Tomáš Halík, um dos maiores teólogos da atualidade, escreveu um livro chamado Toque as feridas (2016), no qual, logo nas primeiras páginas, recorda um acontecimento da vida de São Martinho: “Dizem que o próprio satanás apareceu ao santo sob a aparência de Cristo. No entanto, São Martinho não foi enganado. Ele perguntou: ‘Onde estão as tuas feridas?’”
III. Pistas para reflexão
O domingo da Misericórdia não pode ser celebrado longe das “feridas do mundo”. De fato, o mesmo Halík, na obra supracitada, escreveu: “Não acredito em ‘fé sem feridas’, em uma Igreja sem feridas, em um Deus sem feridas. Somente o Deus ferido através de nossa fé ferida poderia curar o nosso mundo ferido”. A misericórdia é o compromisso de “tocar as feridas”. Estar longe delas pode significar, como para Tomé, estar longe do Ressuscitado.

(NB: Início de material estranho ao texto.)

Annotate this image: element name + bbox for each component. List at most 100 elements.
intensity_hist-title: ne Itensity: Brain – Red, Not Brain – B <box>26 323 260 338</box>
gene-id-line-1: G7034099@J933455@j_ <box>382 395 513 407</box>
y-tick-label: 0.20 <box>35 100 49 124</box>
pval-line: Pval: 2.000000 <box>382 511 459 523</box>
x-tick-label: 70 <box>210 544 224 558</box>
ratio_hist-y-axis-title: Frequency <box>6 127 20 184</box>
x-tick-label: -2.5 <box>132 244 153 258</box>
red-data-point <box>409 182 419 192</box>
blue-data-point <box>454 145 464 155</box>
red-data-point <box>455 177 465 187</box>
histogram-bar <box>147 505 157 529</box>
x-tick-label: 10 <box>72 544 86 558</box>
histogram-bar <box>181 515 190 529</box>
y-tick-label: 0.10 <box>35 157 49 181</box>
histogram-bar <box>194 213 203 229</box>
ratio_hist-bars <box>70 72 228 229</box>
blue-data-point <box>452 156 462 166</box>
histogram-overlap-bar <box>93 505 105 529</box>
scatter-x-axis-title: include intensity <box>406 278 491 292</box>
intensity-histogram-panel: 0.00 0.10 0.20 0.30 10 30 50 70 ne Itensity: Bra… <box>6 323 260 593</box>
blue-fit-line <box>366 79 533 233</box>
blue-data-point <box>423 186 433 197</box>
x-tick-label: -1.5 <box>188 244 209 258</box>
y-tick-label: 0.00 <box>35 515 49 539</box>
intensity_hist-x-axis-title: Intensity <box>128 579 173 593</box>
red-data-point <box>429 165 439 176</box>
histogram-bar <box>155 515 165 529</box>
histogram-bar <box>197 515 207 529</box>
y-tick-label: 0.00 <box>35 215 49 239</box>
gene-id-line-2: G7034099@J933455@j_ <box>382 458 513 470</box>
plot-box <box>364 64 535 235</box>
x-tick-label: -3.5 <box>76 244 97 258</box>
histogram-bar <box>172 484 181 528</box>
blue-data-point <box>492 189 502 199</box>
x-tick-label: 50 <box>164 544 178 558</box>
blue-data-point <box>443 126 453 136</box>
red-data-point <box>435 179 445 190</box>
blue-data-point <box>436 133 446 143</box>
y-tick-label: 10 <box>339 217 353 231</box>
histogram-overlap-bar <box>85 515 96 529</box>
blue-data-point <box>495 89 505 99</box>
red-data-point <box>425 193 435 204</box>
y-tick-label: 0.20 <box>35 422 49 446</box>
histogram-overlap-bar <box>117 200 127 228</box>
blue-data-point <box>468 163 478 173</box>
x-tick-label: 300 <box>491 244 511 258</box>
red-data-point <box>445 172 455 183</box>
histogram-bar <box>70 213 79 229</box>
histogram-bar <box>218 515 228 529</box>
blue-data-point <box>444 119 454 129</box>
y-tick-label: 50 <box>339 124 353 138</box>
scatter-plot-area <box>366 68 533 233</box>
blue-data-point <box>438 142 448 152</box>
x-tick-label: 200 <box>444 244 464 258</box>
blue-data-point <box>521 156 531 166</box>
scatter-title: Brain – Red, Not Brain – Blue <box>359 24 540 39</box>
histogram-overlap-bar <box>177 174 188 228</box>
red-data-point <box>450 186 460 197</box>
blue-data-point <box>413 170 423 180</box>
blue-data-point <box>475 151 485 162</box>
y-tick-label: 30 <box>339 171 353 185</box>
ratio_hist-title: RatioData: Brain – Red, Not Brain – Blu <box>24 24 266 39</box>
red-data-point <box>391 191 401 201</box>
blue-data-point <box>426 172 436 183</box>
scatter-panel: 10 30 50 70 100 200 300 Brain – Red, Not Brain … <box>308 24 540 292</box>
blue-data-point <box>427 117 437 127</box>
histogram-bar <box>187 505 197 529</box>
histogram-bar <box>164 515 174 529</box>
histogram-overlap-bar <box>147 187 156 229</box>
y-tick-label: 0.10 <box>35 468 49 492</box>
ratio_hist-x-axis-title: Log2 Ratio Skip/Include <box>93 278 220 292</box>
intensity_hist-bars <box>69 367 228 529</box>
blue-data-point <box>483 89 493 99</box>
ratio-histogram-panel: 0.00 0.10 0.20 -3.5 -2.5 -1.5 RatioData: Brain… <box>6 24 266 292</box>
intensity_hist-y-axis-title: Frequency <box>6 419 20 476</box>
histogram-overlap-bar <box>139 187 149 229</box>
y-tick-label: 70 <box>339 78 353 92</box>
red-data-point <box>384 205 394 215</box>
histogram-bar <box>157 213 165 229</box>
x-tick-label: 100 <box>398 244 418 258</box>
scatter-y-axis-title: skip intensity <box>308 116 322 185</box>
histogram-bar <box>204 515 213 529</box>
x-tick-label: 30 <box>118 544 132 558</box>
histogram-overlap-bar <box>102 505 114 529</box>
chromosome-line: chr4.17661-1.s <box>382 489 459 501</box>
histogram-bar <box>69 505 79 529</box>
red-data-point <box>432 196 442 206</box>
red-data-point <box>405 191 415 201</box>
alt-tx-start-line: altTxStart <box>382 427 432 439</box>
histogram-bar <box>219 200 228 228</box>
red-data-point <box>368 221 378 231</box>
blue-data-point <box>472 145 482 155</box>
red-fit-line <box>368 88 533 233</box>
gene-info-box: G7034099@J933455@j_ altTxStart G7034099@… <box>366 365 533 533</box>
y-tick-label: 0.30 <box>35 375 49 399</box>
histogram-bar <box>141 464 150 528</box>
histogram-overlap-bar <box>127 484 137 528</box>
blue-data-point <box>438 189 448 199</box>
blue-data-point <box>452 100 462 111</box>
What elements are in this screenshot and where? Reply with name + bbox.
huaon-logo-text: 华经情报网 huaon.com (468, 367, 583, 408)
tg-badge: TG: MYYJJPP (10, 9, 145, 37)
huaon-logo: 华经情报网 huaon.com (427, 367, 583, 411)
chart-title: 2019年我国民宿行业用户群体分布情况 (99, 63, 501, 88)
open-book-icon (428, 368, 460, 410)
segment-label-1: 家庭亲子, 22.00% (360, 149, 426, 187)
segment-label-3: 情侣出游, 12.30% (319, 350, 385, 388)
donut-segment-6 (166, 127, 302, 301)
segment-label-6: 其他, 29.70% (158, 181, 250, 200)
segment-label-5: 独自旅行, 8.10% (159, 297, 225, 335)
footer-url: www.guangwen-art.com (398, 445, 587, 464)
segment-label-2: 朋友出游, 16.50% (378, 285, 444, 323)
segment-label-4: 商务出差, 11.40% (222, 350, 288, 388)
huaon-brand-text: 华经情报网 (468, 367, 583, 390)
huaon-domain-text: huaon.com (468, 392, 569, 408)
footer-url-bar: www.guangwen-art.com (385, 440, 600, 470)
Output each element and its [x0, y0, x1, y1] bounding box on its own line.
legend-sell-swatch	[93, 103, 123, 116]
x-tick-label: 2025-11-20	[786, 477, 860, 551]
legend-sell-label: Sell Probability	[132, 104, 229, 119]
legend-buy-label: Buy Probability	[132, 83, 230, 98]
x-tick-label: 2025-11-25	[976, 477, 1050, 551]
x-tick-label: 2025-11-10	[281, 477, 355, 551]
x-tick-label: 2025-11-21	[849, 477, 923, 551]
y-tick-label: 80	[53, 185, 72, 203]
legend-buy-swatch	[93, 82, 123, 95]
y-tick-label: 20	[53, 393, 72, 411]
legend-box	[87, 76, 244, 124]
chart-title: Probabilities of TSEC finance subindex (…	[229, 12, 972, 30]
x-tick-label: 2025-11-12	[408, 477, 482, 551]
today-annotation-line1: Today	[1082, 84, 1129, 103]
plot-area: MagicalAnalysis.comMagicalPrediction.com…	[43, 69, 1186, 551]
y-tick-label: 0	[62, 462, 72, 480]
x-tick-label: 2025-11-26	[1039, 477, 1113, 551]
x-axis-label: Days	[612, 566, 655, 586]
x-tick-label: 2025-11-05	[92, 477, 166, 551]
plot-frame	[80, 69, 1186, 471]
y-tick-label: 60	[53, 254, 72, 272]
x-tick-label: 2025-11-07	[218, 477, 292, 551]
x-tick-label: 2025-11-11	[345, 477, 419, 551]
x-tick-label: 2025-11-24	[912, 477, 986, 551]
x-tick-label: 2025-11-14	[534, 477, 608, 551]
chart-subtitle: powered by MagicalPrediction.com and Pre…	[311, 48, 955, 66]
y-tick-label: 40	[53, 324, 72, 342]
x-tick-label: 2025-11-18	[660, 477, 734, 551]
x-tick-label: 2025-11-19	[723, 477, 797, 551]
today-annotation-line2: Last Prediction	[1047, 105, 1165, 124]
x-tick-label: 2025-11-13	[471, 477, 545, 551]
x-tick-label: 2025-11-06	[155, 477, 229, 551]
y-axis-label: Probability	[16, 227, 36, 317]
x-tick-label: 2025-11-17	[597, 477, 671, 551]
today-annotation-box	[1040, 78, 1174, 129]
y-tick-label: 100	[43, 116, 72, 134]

O lugar fundamental para viver a misericórdia e o novo “estilo” de vida é a comunidade, por meio da fraternidade, dos vínculos, da amizade, da partilha, da oração, da escuta da Palavra e do pão da Eucaristia. É também na comunidade que podemos partilhar as dores e as feridas que carregamos, bem como ajudar a curar e consolar as chagas de um mundo ferido.
Maicon André Malacarne*
*é presbítero da diocese de Erexim-RS. Possui mestrado em Teologia Moral pela Pontifícia Academia Alfonsiana (Roma), onde atualmente é doutorando na mesma área. É especialista em Juventude no Mundo Contemporâneo pela Faculdade Jesuíta de Filosofia e Teologia (Faje – Belo Horizonte-MG), formado em Filosofia pelo Instituto de Filosofia Berthier (Ifibe – Passo Fundo-RS) e em Teologia pela Itepa Faculdades (Passo Fundo-RS). É aluno de doutorado em Teologia Moral da Pontifícia Academia Alfonsiana (Roma). E-mail: [email protected]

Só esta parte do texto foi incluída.